Beer Giants Defend Canadian Deals in Seventh Circuit

CHICAGO (CN) – The Seventh Circuit weighed the reach of U.S. antitrust laws Friday in a case accusing Anheuser-Busch and Molson Coors of making secret deals with Canadian authorities to promote sales of their beer at the expense of small breweries.

Last year, Mountain Crest sued Anheuser-Busch and Molson Coors, America’s first and second largest breweries, claiming they abused their monopoly power to restrain trade – particularly, beer exports to Ontario, Canada.

Mountain Crest, the 21st largest brewer in the U.S., brews beer for Ravinder Minhas, a Canadian entrepreneur, for export to Alberta. Since 2009, it’s been trying to expand its market to Ontario, but claims the defendants have stiff-armed it through “secret agreements.”

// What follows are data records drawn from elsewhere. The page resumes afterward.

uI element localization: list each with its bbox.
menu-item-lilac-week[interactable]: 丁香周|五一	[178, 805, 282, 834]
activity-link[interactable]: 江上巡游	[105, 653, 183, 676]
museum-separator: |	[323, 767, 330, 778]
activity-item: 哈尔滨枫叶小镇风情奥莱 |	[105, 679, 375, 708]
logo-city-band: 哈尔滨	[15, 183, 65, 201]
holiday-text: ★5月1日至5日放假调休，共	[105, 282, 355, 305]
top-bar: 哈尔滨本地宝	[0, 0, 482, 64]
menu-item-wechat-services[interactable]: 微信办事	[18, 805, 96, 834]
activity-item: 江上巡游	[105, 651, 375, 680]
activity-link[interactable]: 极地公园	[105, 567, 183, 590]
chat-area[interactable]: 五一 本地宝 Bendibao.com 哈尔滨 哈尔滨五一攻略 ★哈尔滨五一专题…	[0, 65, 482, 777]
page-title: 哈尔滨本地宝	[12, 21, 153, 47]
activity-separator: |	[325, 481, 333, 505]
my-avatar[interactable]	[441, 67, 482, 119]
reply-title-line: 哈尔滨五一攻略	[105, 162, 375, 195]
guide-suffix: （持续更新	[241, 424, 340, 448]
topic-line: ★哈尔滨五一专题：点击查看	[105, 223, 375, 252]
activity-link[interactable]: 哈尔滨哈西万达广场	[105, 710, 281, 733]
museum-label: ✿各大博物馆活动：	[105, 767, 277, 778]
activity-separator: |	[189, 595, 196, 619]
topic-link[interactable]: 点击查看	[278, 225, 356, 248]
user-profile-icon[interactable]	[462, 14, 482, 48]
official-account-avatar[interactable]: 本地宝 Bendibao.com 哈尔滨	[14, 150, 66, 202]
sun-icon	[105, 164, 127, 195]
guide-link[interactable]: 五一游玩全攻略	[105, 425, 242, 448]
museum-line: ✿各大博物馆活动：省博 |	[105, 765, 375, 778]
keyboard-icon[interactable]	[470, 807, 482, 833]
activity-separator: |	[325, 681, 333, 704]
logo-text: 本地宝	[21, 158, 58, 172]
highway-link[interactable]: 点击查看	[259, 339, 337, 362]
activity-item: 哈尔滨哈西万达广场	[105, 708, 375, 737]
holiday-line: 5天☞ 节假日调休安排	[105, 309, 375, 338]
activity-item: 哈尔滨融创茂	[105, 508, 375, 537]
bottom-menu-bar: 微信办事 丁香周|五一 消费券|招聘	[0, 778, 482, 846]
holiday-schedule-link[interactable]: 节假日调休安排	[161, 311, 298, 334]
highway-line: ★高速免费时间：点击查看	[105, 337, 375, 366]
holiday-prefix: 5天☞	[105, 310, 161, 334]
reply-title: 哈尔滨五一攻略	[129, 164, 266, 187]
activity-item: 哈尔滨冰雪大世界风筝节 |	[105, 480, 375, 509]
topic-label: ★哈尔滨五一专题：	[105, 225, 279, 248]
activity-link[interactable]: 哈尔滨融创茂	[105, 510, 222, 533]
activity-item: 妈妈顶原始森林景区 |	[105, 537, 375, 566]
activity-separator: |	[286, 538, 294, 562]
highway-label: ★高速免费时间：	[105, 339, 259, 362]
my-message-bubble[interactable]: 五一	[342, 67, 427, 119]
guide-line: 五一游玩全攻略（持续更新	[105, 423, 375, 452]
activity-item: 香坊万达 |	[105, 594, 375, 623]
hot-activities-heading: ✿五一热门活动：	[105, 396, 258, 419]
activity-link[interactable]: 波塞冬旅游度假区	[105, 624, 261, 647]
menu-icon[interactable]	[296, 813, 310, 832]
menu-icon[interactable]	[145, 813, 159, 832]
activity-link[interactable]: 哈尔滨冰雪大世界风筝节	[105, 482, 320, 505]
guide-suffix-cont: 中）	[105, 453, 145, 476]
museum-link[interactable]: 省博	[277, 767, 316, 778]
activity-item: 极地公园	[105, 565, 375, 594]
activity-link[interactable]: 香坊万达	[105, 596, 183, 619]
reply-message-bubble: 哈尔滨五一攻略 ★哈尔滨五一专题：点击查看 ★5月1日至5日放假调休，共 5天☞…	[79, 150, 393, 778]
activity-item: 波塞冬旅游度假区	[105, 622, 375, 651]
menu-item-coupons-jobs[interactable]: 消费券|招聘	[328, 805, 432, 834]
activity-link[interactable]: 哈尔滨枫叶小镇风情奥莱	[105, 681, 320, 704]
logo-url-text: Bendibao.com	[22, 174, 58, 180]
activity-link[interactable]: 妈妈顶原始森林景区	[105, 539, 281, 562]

Brewers can distribute beer in the province of Ontario in two ways: through the Liquor Control Board of Ontario, a government-owned retailer, or through Brewers Retail Inc. aka The Beer Store, which is jointly owned by Anheuser-Busch and Molson Coors and controls 80 percent of Ontario’s beer market.

The government-owned retailer only allows the sale of six-packs of beer, with few exceptions, and does not charge listing fees to its brewer-suppliers, but The Beer Store does. Mountain Crest calls The Beer Store the world’s largest beer retailer, with more than 450 outlets in Ontario alone, and the store charges fees to stock brewers’ beer.

“Defendants have raised [The Beer Store] fees for other brewers every year, at a rate of approximately six times inflation,” according to the lawsuit.

The “most flagrant” restraint on trade was exposed on Dec. 9, 2014, “when the Toronto Star published a leaked copy of a secret anticompetitive market allocation agreement,” the complaint states.

This secret agreement allegedly stipulated that if any small brewer, like Mountain Crest, wanted to sell 12 or 24-packs of beer in Ontario, they would have to pay listing, handling and service charges to sell through The Beer Store. Anheuser Busch and Molson Coors brands were exempt from the fees.

After the Star broke the story, the secret agreement was reportedly replaced by a new “master framework agreement” in 2015.

But Mountain Crest says it has had to pay The Beer Store $632,000 in listing fees, and that despite paying the money to be carried in 440 of the defendants’ stores, many of the outlets are “out of stock” of Mountain Crest’s beer at any given time.

A federal judge dismissed the lawsuit as barred by the act-of-state doctrine, because all the challenged conduct is governed by a contract with the Ontario government.

But Mountain Crest’s attorney Charles Benoit told a Seventh Circuit panel Friday that this interpretation of the law immunizes illegal conduct abroad by American companies.

“Can a beer company offer $10 million [to a foreign government] to block all other beer sales? The [act-of-state] doctrine cannot be a defense,” Benoit told the three-judge panel. “It’s absurd.”

He argued, “It is clear the Sherman Act was intended to protect U.S. exporters.”

U.S. Circuit Judges Michael Kanne, Illana Rovner and William Ripple sat on Friday’s panel.

On the other side, Anheuser-Busch’s counsel Steven Sunshine of Skadden Arps urged the court not to judge the Canadian contract.

“It is not for U.S. courts to inquire into the motivation of a foreign government,” Sunshine said, saying that the panel must presume Ontario had a valid reason to limit the sale of beer to six-packs in most government-owned outlets.

Anheuser-Busch controls 45 percent of the U.S. beer market and 43 percent of the Canadian market. Molson Coors controls 28 percent of the U.S. market and 34 percent of the market in Canada, according to Mountain Crest’s complaint.

The U.S. beer market alone was more than $34 billion for the year ending in January, according to industry publications.